A walk for Lhasa, c'est la création présentée du mercredi 25 au vendredi 27 avril lors du festival français «le Printemps de Bourges». La famille, les artistes et amis de la chanteuse d'origine américano-mexicaine, décédée en janvier 2010, se sont réunis pour lui rendre hommage.

Les soeurs de Lhasa, Ayin, Miriam et Sky ont ainsi rejoint le chanteur français Arthur H, les Barr Brothers, le contrebassiste Miles Perkin, les chanteuses L, Emily Loizeau, Alejandra Ribera, la violoncelliste Sonia Wieder-Atherton ou encore Patrick Watson pour mettre sur pied cette oeuvre. Une façon de se souvenir des bons moments, de «la faire renaître»: selon ses soeurs, «passer du temps avec les personnes avec lesquelles elle passait du temps», c'est «connaître un peu mieux» Lhasa, qui déjà «toute petite, fredonnait, faisait des poèmes».

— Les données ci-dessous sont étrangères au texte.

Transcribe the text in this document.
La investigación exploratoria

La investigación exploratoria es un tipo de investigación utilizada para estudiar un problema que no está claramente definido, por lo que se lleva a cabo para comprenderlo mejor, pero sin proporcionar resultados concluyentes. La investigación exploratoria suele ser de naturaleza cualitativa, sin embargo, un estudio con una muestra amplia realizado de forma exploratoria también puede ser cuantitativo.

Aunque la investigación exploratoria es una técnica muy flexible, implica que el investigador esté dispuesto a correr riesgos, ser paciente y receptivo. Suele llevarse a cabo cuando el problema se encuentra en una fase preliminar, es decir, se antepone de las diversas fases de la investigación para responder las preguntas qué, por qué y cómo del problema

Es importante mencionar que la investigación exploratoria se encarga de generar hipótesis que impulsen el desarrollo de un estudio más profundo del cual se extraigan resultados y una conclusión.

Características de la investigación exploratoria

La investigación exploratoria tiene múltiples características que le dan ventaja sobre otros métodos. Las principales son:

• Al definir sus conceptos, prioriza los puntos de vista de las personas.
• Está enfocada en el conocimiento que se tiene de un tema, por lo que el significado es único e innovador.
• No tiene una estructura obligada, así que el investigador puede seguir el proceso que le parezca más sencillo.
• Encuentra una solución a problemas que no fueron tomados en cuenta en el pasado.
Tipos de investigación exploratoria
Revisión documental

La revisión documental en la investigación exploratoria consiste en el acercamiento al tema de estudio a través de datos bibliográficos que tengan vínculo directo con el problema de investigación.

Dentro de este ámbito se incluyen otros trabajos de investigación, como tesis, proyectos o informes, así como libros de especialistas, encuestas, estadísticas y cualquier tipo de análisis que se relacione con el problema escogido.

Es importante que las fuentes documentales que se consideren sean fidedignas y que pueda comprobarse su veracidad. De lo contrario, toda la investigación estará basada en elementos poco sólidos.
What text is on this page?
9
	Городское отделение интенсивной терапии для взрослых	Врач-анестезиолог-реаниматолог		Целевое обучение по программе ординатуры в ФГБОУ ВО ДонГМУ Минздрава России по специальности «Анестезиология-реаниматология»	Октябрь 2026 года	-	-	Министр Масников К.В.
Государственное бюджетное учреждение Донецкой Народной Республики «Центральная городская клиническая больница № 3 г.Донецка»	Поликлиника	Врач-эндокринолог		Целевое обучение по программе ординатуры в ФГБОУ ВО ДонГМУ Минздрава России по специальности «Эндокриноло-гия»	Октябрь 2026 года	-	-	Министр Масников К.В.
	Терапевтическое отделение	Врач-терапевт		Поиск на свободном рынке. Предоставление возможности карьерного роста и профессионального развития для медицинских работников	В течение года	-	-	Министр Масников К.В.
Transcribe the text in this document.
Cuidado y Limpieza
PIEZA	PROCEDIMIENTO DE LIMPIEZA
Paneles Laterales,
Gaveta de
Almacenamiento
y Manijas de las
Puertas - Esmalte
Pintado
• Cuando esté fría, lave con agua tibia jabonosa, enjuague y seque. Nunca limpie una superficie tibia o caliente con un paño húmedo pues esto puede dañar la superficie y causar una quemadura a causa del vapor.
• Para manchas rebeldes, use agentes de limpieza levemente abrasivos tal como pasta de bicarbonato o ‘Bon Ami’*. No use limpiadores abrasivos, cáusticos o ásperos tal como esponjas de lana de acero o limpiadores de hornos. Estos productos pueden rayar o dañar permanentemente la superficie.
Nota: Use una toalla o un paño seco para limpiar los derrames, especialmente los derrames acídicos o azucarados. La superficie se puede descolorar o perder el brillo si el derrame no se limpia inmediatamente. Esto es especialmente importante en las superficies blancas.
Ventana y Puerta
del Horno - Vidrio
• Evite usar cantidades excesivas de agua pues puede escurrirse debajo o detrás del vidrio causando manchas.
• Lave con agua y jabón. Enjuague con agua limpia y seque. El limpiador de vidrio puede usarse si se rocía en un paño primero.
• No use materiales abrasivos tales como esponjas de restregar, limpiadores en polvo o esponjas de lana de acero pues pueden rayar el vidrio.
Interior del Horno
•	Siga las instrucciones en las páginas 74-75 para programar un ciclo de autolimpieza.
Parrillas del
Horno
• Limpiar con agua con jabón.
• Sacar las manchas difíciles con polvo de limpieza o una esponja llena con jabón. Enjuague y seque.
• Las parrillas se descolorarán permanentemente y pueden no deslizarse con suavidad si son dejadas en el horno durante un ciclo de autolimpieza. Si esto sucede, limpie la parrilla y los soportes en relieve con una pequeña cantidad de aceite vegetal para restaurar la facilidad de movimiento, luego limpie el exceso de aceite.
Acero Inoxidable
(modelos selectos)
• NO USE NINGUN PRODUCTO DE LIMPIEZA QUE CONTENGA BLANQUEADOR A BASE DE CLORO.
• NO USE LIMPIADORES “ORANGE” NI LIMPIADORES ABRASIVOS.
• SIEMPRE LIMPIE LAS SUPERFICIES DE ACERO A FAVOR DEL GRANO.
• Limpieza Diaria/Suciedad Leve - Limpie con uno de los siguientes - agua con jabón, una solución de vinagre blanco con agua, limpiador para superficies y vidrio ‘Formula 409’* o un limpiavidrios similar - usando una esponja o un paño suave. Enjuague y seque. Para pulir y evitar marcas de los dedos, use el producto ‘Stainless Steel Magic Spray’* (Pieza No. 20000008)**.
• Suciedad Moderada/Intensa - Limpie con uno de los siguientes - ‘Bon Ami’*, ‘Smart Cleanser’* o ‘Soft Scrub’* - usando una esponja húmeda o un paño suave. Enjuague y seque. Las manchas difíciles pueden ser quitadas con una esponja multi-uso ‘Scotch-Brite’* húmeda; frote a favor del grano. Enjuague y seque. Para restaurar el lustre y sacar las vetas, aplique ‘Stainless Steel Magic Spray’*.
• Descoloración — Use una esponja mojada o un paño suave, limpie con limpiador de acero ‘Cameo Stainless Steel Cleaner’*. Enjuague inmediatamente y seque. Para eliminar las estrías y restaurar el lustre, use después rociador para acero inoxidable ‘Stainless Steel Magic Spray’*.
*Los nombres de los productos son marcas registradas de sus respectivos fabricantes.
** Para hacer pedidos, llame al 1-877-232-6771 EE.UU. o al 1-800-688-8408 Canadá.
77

Célébrer Lhasa, «célébrer sa musique»

What Kind of Heart, écrite par l'artiste découverte au Printemps de Bourges en 1997, résonne dans le Théâtre Jacques Coeur. Sous la faible lumière des projecteurs, le violoncelle de Sonia Wieder-Atherton marque les temps de «la» marche, en référence au titre du spectacle, alors que les trois soeurs De Sela arrivent dans le fond de la scène. En robes noires, à quelques mètres d'écart les unes des autres, elles se déplacent lentement, comme des funambules, puis se rapprochent pour ne former qu'une seule et même personne et disparaître de l'autre côté de la scène.

Les Barr Brothers font leur entrée et s'installent autour du micro pour chanter Small Song, également écrite par la chanteuse venue s'installer à Montréal. À la fin de ce titre qui rappelle le negro spiritual, Sarah Pagé, la harpiste du groupe, prend la parole: «On est content d'être ici, pour célébrer sa vie et sa musique. C'est important pour nous car on sait à quel point elle était aimée par le public français», puis ajoute «on a l'impression que tout le monde a un morceau de Lhasa et quand on met tout ensemble, qu'elle est encore avec nous», avant que la chanteuse L ne rejoigne le groupe pour poser sa voix sur la ballade mélancolique J'arrive à la ville.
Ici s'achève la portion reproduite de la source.